Human Rights Watch says it spoke to nine survivors of the massacre. They told the organization they made it out alive by rolling into the ravine and pretending to be dead, or were shielded by the bodies of other prisoners who fell on top of them.
Militants from the Islamic State (also known as ISIS or ISIL) separated the group from more than 1,500 prisoners along religious and ethnic lines.
A survivor recounts an ISIS leader as saying “the Sunnis must stand on one side. The Shia, Kurds, and Yazidis must stand on the other. If I find out that a Shia is among the Sunnis, I’m going to cut off his head with a sheet of metal.”
When militants from the group captured Iraq’s second-biggest city, Mosul, in June, the Badoush prison housed nearly 3,000 inmates. The day before the mass execution, the prison had no food and prison guards were in a panic, one survivor told HRW. Guards reportedly changed into civilian clothing and fled that night.
“They told us, ‘Mosul has fallen to ISIS. Escape if you can.’ But the cell door was locked. It was chaos inside,” said a Yezidi survivor whom HRW called R.K.
ISIS managed to break into the prison with help from inmates who had already pledged allegiance to the group's self-declared caliphate.

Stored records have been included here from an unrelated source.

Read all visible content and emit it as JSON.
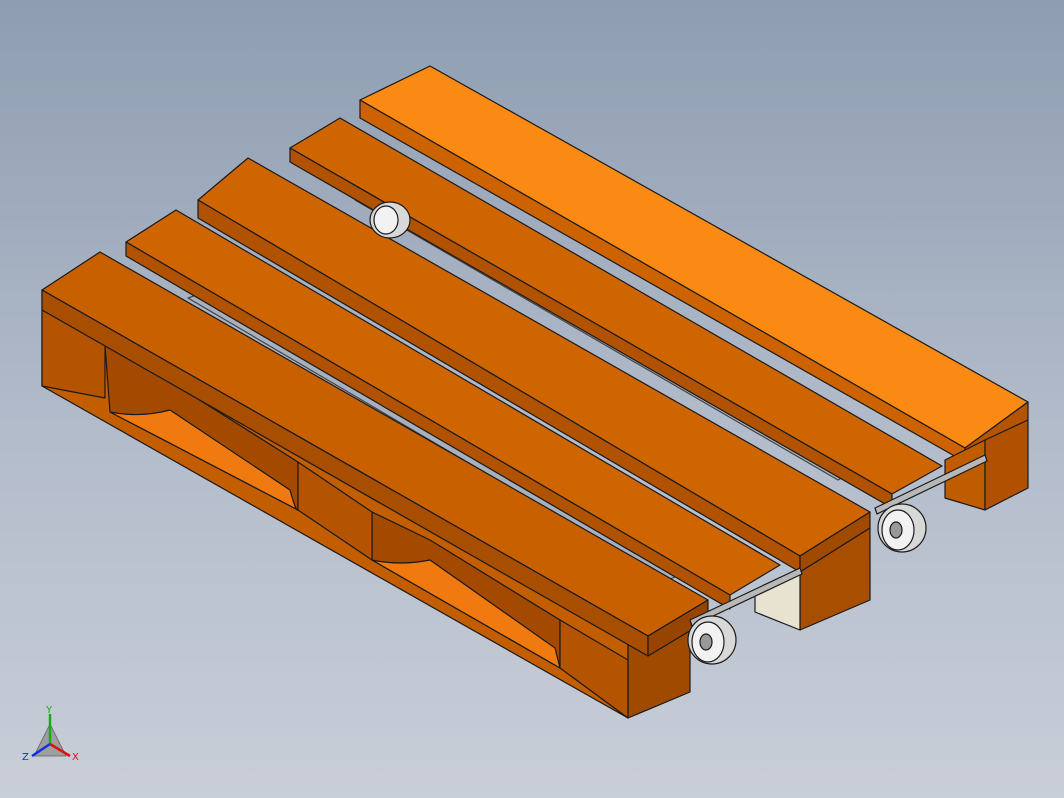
{
  "viewport": {
    "background_top": "#8e9db1",
    "background_bottom": "#c9ced8"
  },
  "model": {
    "wood_top_color": "#f07a10",
    "wood_front_color": "#c86000",
    "wood_side_color": "#b55400",
    "wood_dark_color": "#8a3f00",
    "edge_color": "#1a1a1a",
    "metal_color": "#b8b8b8",
    "wheel_color": "#e6e6e6"
  },
  "triad": {
    "x_label": "X",
    "y_label": "Y",
    "z_label": "Z",
    "x_color": "#e01010",
    "y_color": "#10b010",
    "z_color": "#1030e0"
  }
}
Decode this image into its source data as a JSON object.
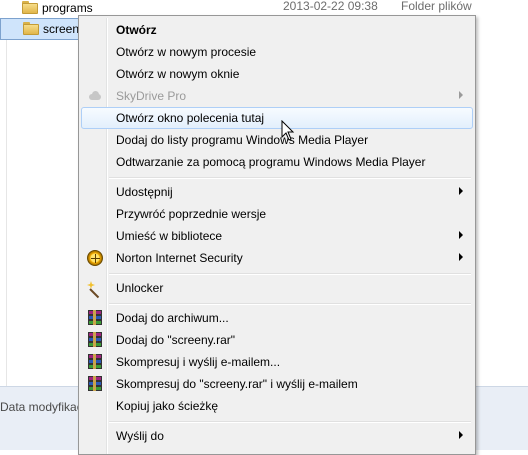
{
  "explorer": {
    "files": [
      {
        "name": "programs",
        "date": "2013-02-22 09:38",
        "type": "Folder plików"
      },
      {
        "name": "screeny",
        "date": "",
        "type": ""
      }
    ],
    "status_left": "Data modyfikac"
  },
  "menu": {
    "items": [
      {
        "label": "Otwórz",
        "bold": true
      },
      {
        "label": "Otwórz w nowym procesie"
      },
      {
        "label": "Otwórz w nowym oknie"
      },
      {
        "label": "SkyDrive Pro",
        "disabled": true,
        "submenu": true,
        "icon": "cloud-icon"
      },
      {
        "label": "Otwórz okno polecenia tutaj",
        "highlight": true
      },
      {
        "label": "Dodaj do listy programu Windows Media Player"
      },
      {
        "label": "Odtwarzanie za pomocą programu Windows Media Player"
      },
      {
        "label": "Udostępnij",
        "submenu": true
      },
      {
        "label": "Przywróć poprzednie wersje"
      },
      {
        "label": "Umieść w bibliotece",
        "submenu": true
      },
      {
        "label": "Norton Internet Security",
        "submenu": true,
        "icon": "norton-icon"
      },
      {
        "label": "Unlocker",
        "icon": "wand-icon"
      },
      {
        "label": "Dodaj do archiwum...",
        "icon": "winrar-icon"
      },
      {
        "label": "Dodaj do \"screeny.rar\"",
        "icon": "winrar-icon"
      },
      {
        "label": "Skompresuj i wyślij e-mailem...",
        "icon": "winrar-icon"
      },
      {
        "label": "Skompresuj do \"screeny.rar\" i wyślij e-mailem",
        "icon": "winrar-icon"
      },
      {
        "label": "Kopiuj jako ścieżkę"
      },
      {
        "label": "Wyślij do",
        "submenu": true
      }
    ]
  },
  "colors": {
    "menu_bg": "#f0f0f0",
    "highlight_bg": "#e3effc",
    "highlight_border": "#aecff7",
    "disabled_text": "#9a9a9a",
    "selection_bg": "#cfe4fb"
  }
}
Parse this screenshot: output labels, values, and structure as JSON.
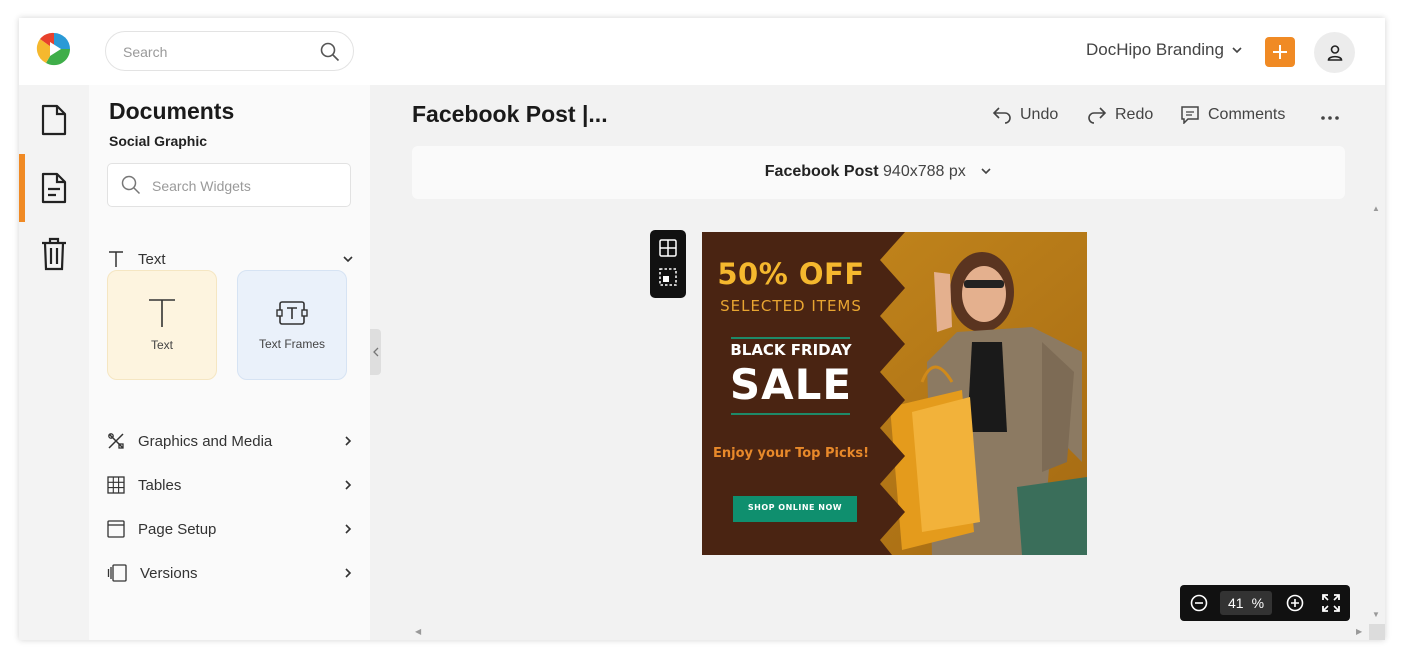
{
  "header": {
    "search_placeholder": "Search",
    "brand_label": "DocHipo Branding"
  },
  "panel": {
    "title": "Documents",
    "subtitle": "Social Graphic",
    "widget_search_placeholder": "Search Widgets",
    "text_section": "Text",
    "tiles": [
      {
        "label": "Text"
      },
      {
        "label": "Text Frames"
      }
    ],
    "sections": [
      {
        "label": "Graphics and Media"
      },
      {
        "label": "Tables"
      },
      {
        "label": "Page Setup"
      },
      {
        "label": "Versions"
      }
    ]
  },
  "document": {
    "title": "Facebook Post |...",
    "undo": "Undo",
    "redo": "Redo",
    "comments": "Comments",
    "size_name": "Facebook Post",
    "size_dims": "940x788 px"
  },
  "design": {
    "offer": "50% OFF",
    "offer_sub": "SELECTED ITEMS",
    "event": "BLACK FRIDAY",
    "sale": "SALE",
    "tagline": "Enjoy your Top Picks!",
    "cta": "SHOP ONLINE NOW"
  },
  "zoom": {
    "value": "41",
    "unit": "%"
  },
  "colors": {
    "accent": "#f08a24",
    "design_brown": "#4a2412",
    "design_gold": "#f5b82e",
    "design_orange": "#e8892a",
    "cta_green": "#0f8f6e",
    "backdrop": "#b87a18"
  }
}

Survivors said around 1,500 inmates were then moved to a deserted area some 2 km away from the building. The prisoners were separated by religion and then militants drove the Sunnis and Christians to a different area. Militants then robbed the remaining Shiites and ordered them to kneel along the edge of a ravine, raise a hand, and count off.

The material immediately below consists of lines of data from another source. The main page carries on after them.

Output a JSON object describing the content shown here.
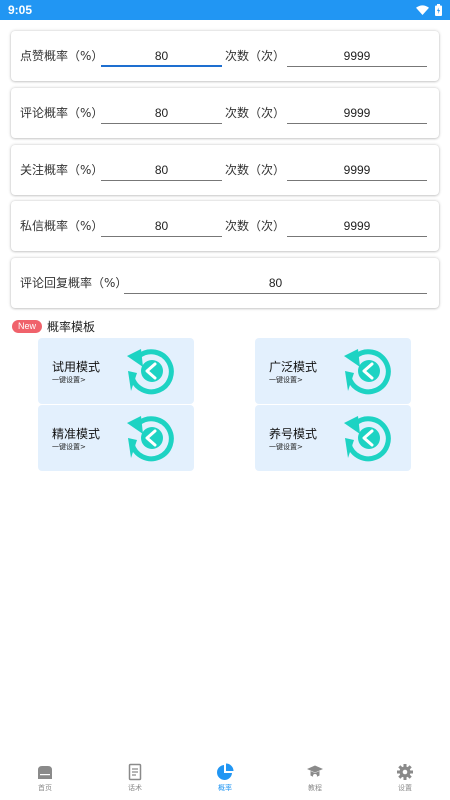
{
  "status_bar": {
    "time": "9:05"
  },
  "rate_rows": [
    {
      "label": "点赞概率（%）",
      "value": "80",
      "count_label": "次数（次）",
      "count_value": "9999"
    },
    {
      "label": "评论概率（%）",
      "value": "80",
      "count_label": "次数（次）",
      "count_value": "9999"
    },
    {
      "label": "关注概率（%）",
      "value": "80",
      "count_label": "次数（次）",
      "count_value": "9999"
    },
    {
      "label": "私信概率（%）",
      "value": "80",
      "count_label": "次数（次）",
      "count_value": "9999"
    }
  ],
  "reply_row": {
    "label": "评论回复概率（%）",
    "value": "80"
  },
  "templates_section": {
    "badge": "New",
    "title": "概率模板",
    "items": [
      {
        "name": "试用模式",
        "sub": "一键设置>"
      },
      {
        "name": "广泛模式",
        "sub": "一键设置>"
      },
      {
        "name": "精准模式",
        "sub": "一键设置>"
      },
      {
        "name": "养号模式",
        "sub": "一键设置>"
      }
    ]
  },
  "bottom_nav": [
    {
      "label": "首页",
      "icon": "home-icon"
    },
    {
      "label": "话术",
      "icon": "document-icon"
    },
    {
      "label": "概率",
      "icon": "pie-chart-icon",
      "active": true
    },
    {
      "label": "教程",
      "icon": "graduation-cap-icon"
    },
    {
      "label": "设置",
      "icon": "gear-icon"
    }
  ],
  "colors": {
    "accent": "#2196f3",
    "badge": "#f0626b",
    "template_bg": "#e3f0fd",
    "template_icon": "#1dd3c3",
    "nav_inactive": "#8a8a8a"
  }
}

“I was number 43. I heard them say ‘615’ and then one ISIS guy said, ‘We’re going to eat well tonight.’ A man behind us asked, ‘Are you ready?'” said one survivor whom HRW called A.S.
Militants then began firing machine guns, shooting prisoners from behind and only stopping when they had run out of ammunition. Before they left, ISIS militants set fire to the massacre site.
A.S. told HRW he felt a bullet hit his head and his arm before falling unconscious.
“Before they started shooting, I managed to kiss the men on each side of me, because we knew we were going to die,” A.S. said. “After we said goodbye to each other, I took my daughter’s picture and kissed it, and I prayed to God to save me for her.”
The following day, ISIS executed between 560 and 770 men about 200 km (120 mi) from the prison, in Tikrit. The militant group posted videos and photos of the execution to social media accounts and claimed to have executed 1,700 Shiite Iraqi soldiers that day.